The Japanese auto safety parts maker has acknowledged yesterday it’s still unclear what is the root cause for the airbag explosions that have forced ten automakers to recall millions of vehicles worldwide since 2008.
Takata Corp has produced the airbags supplied to Honda – its No. 1 client and the automaker that built all the vehicles tied to the so-far reported five fatalities – and nine other carmakers. The airbags’ inflators can explode with too much force when an accident occurs, sending metal shards flying inside the cabin at high velocity. The supplier acknowledged it still doesn’t understand why the defect occurs but also insisted that calls from the US safety regulator NHTSA and other legislators for nationwide recalls of what have been so far regional campaigns are actually misguided.

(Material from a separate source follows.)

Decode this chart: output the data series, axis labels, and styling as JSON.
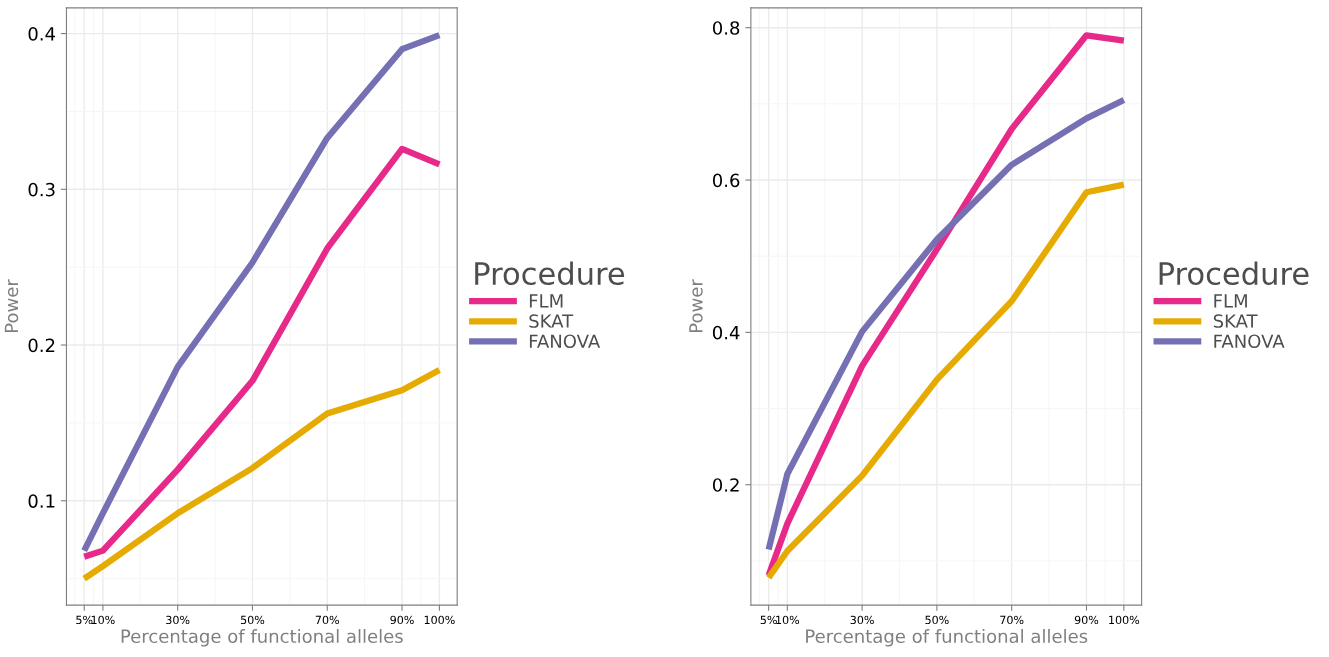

“Congressman, we don’t identify the root cause yet,” testified in front of a House Energy and Commerce subcommittee Hiroshi Shimizu, a Takata safety executive. “But we are of the strong opinion that (there) is a factor contributing to this defect: which is high humidity, temperature and the life of the product.”
The company has been asked by the US authorities to expand to a nationwide level the recall over the driver-side airbag, but Takata continues its dismal approach to the issue and claims data collected so far does not support the new move and further on it could actually divert much-needed replacement parts form the areas in distress.